Jews and Christians circled a local mosque to provide support when Muslims were threatened. Christians and Muslims spoke out when Jewish institutions received bomb threats. And members of all three faiths join for Shabbat dinners and an annual picnic.

Terry Clark, an elder at Lafayette-Orinda Presbyterian Church who helped found the group with Shanks, said the rabbi’s work helped members of all three faiths realize “we’ve got an awful lot more in common than we ever felt we did.”

“When something occurs in the community or around the world that impacts people, we come together,” said Clark, who is also president of the Interfaith Council of Contra Costa County. “(Shanks) brings a passion and a real warmth and caring and love for all children of God, and a wonderful way of calmly approaching how we can deal with very difficult issues.”

Maram Bata of the San Ramon Valley Islamic Center said she’ll miss Shanks, then quickly realized the rabbi’s retirement does not mean she’ll stop her volunteer work.

“I probably will see her — she loves interfaith work,” Bata said. “She is very creative. She is wonderful, I really like her ideas and all she has done for the community.”

Indeed, Shanks plans to continue her interfaith efforts while deciding whether to write that murder mystery for which she has been taking notes over the years.

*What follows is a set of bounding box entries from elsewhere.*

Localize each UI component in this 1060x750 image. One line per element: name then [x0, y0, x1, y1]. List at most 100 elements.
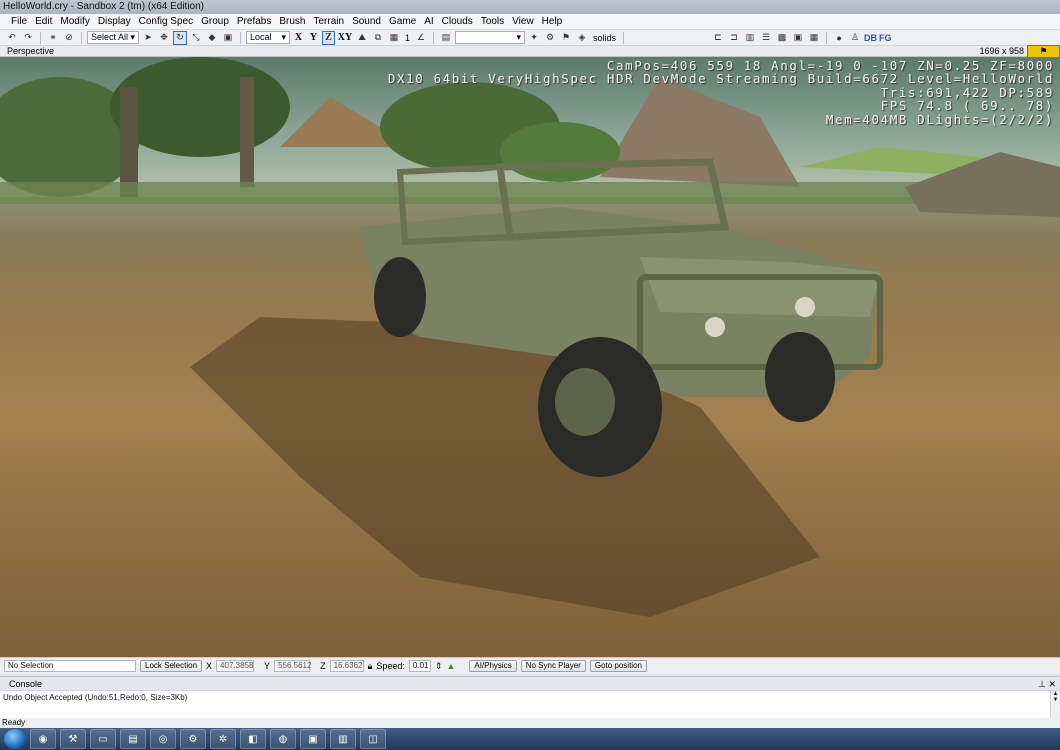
globe-icon[interactable]: ●	[832, 31, 846, 45]
console-log-line: Undo Object Accepted (Undo:51,Redo:0, Si…	[3, 693, 188, 702]
app-icon[interactable]: ◎	[150, 729, 176, 749]
browser-icon[interactable]: ◉	[30, 729, 56, 749]
goto-position-button[interactable]: Goto position	[589, 660, 647, 672]
menu-game[interactable]: Game	[385, 14, 420, 30]
menu-sound[interactable]: Sound	[348, 14, 385, 30]
object-snap-icon[interactable]: ⧉	[371, 31, 385, 45]
ai-icon[interactable]: ⚑	[559, 31, 573, 45]
coordinate-system-label: Local	[250, 32, 272, 42]
fg-button[interactable]: FG	[879, 33, 892, 43]
solids-icon[interactable]: ◈	[575, 31, 589, 45]
coordinate-system-dropdown[interactable]: Local ▾	[246, 31, 290, 44]
select-terrain-icon[interactable]: ◆	[205, 31, 219, 45]
database-icon[interactable]: ▩	[775, 31, 789, 45]
redo-icon[interactable]: ↷	[21, 31, 35, 45]
menu-terrain[interactable]: Terrain	[309, 14, 348, 30]
close-icon[interactable]: ✕	[1048, 679, 1056, 689]
y-coordinate-field[interactable]: 556.5612	[274, 660, 311, 672]
material-pick-icon[interactable]: ✦	[527, 31, 541, 45]
hud-line: Tris:691,422 DP:589	[880, 84, 1054, 100]
no-sync-player-button[interactable]: No Sync Player	[520, 660, 586, 672]
lock-icon[interactable]: 🔒︎	[368, 661, 373, 672]
terminal-icon[interactable]: ▤	[120, 729, 146, 749]
menu-clouds[interactable]: Clouds	[438, 14, 477, 30]
media-icon[interactable]: ▣	[791, 31, 805, 45]
console-title: Console	[9, 679, 43, 689]
sandbox-editor-icon[interactable]: ▥	[330, 729, 356, 749]
speed-field[interactable]: 0.01	[408, 660, 431, 672]
axis-x-button[interactable]: X	[292, 32, 305, 43]
select-all-dropdown[interactable]: Select All ▾	[87, 31, 139, 44]
speed-label: Speed:	[376, 661, 405, 671]
app-icon[interactable]: ◧	[240, 729, 266, 749]
menu-display[interactable]: Display	[94, 14, 135, 30]
viewport-title[interactable]: Perspective	[7, 46, 54, 56]
menu-modify[interactable]: Modify	[56, 14, 93, 30]
layer-icon[interactable]: ▤	[439, 31, 453, 45]
app-icon[interactable]: ⚒	[60, 729, 86, 749]
os-taskbar: ◉ ⚒ ▭ ▤ ◎ ⚙ ✲ ◧ ◍ ▣ ▥ ◫	[0, 728, 1060, 750]
window-title-bar: HelloWorld.cry - Sandbox 2 (tm) (x64 Edi…	[0, 0, 1060, 14]
terrain-snap-icon[interactable]: ⛰	[355, 31, 369, 45]
console-controls: ⊥ ✕	[1038, 677, 1056, 691]
main-toolbar: ↶ ↷ ⚭ ⊘ Select All ▾ ➤ ✥ ↻ ⤡ ◆ ▣ Local ▾…	[0, 30, 1060, 46]
menu-group[interactable]: Group	[197, 14, 233, 30]
angle-snap-icon[interactable]: ∠	[414, 31, 428, 45]
toolbar-divider	[240, 31, 241, 44]
app-icon[interactable]: ✲	[210, 729, 236, 749]
vehicle-headlight	[795, 297, 815, 317]
grid-icon[interactable]: ▦	[387, 31, 401, 45]
viewport-3d[interactable]: CamPos=406 559 18 Angl=-19 0 -107 ZN=0.2…	[0, 57, 1060, 657]
move-icon[interactable]: ✥	[157, 31, 171, 45]
x-coordinate-field[interactable]: 407.3858	[216, 660, 255, 672]
axis-z-button[interactable]: Z	[322, 30, 335, 45]
solids-label[interactable]: solids	[591, 33, 618, 43]
physics-icon[interactable]: ⚙	[543, 31, 557, 45]
start-button-icon[interactable]	[4, 729, 26, 749]
folder-icon[interactable]: ▭	[90, 729, 116, 749]
lock-selection-button[interactable]: Lock Selection	[140, 660, 203, 672]
axis-xy-button[interactable]: XY	[337, 32, 353, 43]
list-icon[interactable]: ☰	[759, 31, 773, 45]
character-icon[interactable]: ♙	[848, 31, 862, 45]
speed-stepper-icon[interactable]: ⇕	[435, 661, 443, 672]
z-coordinate-field[interactable]: 16.6362	[329, 660, 364, 672]
table-icon[interactable]: ▥	[743, 31, 757, 45]
menu-help[interactable]: Help	[538, 14, 567, 30]
menu-tools[interactable]: Tools	[477, 14, 508, 30]
steam-icon[interactable]: ⚙	[180, 729, 206, 749]
db-button[interactable]: DB	[864, 33, 877, 43]
app-icon[interactable]: ◍	[270, 729, 296, 749]
terrain-follow-icon[interactable]: ▲	[446, 661, 455, 671]
align-right-icon[interactable]: ⊐	[727, 31, 741, 45]
app-icon[interactable]: ▣	[300, 729, 326, 749]
align-left-icon[interactable]: ⊏	[711, 31, 725, 45]
console-output[interactable]: Undo Object Accepted (Undo:51,Redo:0, Si…	[0, 690, 1060, 719]
rotate-icon[interactable]: ↻	[173, 30, 187, 45]
debug-hud: CamPos=406 559 18 Angl=-19 0 -107 ZN=0.2…	[388, 59, 1054, 126]
app-icon[interactable]: ◫	[360, 729, 386, 749]
menu-ai[interactable]: AI	[420, 14, 437, 30]
pin-icon[interactable]: ⊥	[1038, 679, 1046, 689]
unlink-icon[interactable]: ⊘	[62, 31, 76, 45]
menu-prefabs[interactable]: Prefabs	[233, 14, 275, 30]
menu-config-spec[interactable]: Config Spec	[135, 14, 197, 30]
hud-line: CamPos=406 559 18 Angl=-19 0 -107 ZN=0.2…	[606, 58, 1054, 73]
tree-foliage	[500, 122, 620, 182]
ai-physics-button[interactable]: AI/Physics	[469, 660, 517, 672]
menu-edit[interactable]: Edit	[31, 14, 56, 30]
toolbar-divider	[433, 31, 435, 44]
axis-y-button[interactable]: Y	[307, 32, 320, 43]
menu-view[interactable]: View	[508, 14, 538, 30]
menu-brush[interactable]: Brush	[275, 14, 309, 30]
undo-icon[interactable]: ↶	[5, 31, 19, 45]
console-scrollbar[interactable]: ▲ ▼	[1050, 691, 1060, 719]
layer-dropdown[interactable]: ▾	[455, 31, 526, 44]
menu-file[interactable]: File	[7, 14, 31, 30]
select-cursor-icon[interactable]: ➤	[141, 31, 155, 45]
camera-icon[interactable]: ▦	[807, 31, 821, 45]
grid-size-value[interactable]: 1	[403, 33, 412, 43]
select-region-icon[interactable]: ▣	[221, 31, 235, 45]
link-icon[interactable]: ⚭	[46, 31, 60, 45]
scale-icon[interactable]: ⤡	[189, 31, 203, 45]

She also plans to enjoy her role as rabbi emerita — a status she’ll share at Temple Isaiah with Graetz and Rabbi Shelley Waldenberg, who was senior rabbi from 1972 to 1991.

Maybe she’ll even join her husband, an Orinda psychiatrist, in the congregation’s choir.

“I’m grateful for the 26 years I’ve had here. My interests, my talents, my offerings to the congregation have been widely and happily accepted. I’ve gotten to pursue my passions and create change,” Shanks said.

“I want to see where God sends me next. I know there will be good work out there for me to do. It might be an extension of something I’ve done, or something new.”

Rob Gloster

Rob Gloster z"l was J.'s senior writer from 2016-2019.